Verkehrsminister Dobrindt plant eine Teststrecke für selbstfahrende Autos auf einem Teil der A9. Die Bundesregierung unterstützt die Pläne zur Stärkung der deutschen Autoindustrie.

Aus den USA kennen wir die Bilder von autonomen Autos schon länger: Im vergangenen Frühling hat etwa Google sein selbstfahrendes Auto vorgestellt, noch 2015 soll es unter realen Bedingungen im Straßenverkehr getestet werden. Jetzt sollen auch die deutschen Autobauer eine Möglichkeit bekommen, ihre eigenen Autos der Zukunft auf die Straße zu bringen. Eine erste Teststrecke für selbstfahrende Autos soll in Bayern ihren Betrieb aufnehmen.

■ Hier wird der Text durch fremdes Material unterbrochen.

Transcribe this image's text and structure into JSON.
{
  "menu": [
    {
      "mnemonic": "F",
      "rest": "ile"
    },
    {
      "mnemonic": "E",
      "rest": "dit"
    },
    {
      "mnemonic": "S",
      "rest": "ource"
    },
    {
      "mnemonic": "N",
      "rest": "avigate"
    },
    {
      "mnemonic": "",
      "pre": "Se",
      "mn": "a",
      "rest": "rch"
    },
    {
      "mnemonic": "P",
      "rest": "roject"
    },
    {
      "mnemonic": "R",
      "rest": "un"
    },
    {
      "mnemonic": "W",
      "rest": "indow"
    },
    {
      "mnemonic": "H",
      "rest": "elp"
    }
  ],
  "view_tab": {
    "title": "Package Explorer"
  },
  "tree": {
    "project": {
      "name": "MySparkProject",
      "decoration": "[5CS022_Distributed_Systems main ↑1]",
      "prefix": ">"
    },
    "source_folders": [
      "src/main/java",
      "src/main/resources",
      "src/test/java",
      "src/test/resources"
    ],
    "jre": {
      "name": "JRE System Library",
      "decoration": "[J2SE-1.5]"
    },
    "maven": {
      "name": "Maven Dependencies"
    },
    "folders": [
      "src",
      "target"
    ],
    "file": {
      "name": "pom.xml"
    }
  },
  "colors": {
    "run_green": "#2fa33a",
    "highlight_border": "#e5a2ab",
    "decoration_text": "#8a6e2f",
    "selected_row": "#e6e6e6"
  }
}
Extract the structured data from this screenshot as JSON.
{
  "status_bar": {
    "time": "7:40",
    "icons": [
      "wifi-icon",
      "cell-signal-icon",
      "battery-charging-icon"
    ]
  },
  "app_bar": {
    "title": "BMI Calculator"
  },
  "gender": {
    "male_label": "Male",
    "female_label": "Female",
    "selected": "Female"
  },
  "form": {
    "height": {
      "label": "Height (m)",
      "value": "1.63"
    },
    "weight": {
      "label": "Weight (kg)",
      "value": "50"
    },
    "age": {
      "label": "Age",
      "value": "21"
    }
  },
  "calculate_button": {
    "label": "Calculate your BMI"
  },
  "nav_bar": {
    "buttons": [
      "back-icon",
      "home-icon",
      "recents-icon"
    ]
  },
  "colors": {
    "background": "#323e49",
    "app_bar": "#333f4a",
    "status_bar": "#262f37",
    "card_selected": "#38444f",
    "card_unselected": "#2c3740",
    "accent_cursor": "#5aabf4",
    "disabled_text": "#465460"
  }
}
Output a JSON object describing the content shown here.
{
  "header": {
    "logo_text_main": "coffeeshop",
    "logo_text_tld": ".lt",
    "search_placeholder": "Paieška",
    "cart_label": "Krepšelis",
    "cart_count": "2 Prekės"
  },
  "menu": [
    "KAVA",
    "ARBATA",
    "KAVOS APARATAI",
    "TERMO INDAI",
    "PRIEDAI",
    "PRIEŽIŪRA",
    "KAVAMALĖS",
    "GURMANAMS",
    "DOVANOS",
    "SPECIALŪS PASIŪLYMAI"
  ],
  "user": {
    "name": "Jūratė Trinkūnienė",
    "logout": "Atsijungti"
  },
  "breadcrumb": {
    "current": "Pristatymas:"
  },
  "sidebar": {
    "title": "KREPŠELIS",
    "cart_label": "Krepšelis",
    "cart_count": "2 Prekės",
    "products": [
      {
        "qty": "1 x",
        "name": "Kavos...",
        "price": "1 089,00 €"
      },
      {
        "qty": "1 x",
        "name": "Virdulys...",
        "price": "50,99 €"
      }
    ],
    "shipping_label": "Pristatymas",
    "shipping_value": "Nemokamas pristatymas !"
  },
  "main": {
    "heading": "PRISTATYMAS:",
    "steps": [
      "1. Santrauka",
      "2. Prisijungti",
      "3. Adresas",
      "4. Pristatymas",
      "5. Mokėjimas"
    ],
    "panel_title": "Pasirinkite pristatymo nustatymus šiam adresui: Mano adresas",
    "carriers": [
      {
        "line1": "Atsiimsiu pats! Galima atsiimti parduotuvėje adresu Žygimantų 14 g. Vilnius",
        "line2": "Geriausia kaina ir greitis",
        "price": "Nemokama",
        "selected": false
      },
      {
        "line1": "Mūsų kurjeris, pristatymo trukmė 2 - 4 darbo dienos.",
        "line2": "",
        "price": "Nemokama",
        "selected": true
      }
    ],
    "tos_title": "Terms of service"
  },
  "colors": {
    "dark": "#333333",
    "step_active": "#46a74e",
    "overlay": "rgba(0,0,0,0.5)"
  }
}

Im Januar hat der Bundesverkehrsminister Alexander Dobrindt eine Teststrecke für selbstfahrende Autos auf der A9 angekündigt, jetzt hat auch die Bundesregierung das Vorhaben in einer Antwort zum „Digitalen Testfeld Autobahn“ bestätigt. Die Teststrecke wird sich in Bayern befinden, sie soll „technisch so ausgerüstet werden, dass es dort zusätzliche Angebote der Kommunikation zwischen Straße und Fahrzeug wie auch von Fahrzeug zu Fahrzeug geben werde.“ Die Höhe der Kosten sind bislang noch nicht ausgewiesen worden. Wie aus dem Antwortschreiben hervorgeht, wird sie allein aus Haushaltsmitteln finanziert.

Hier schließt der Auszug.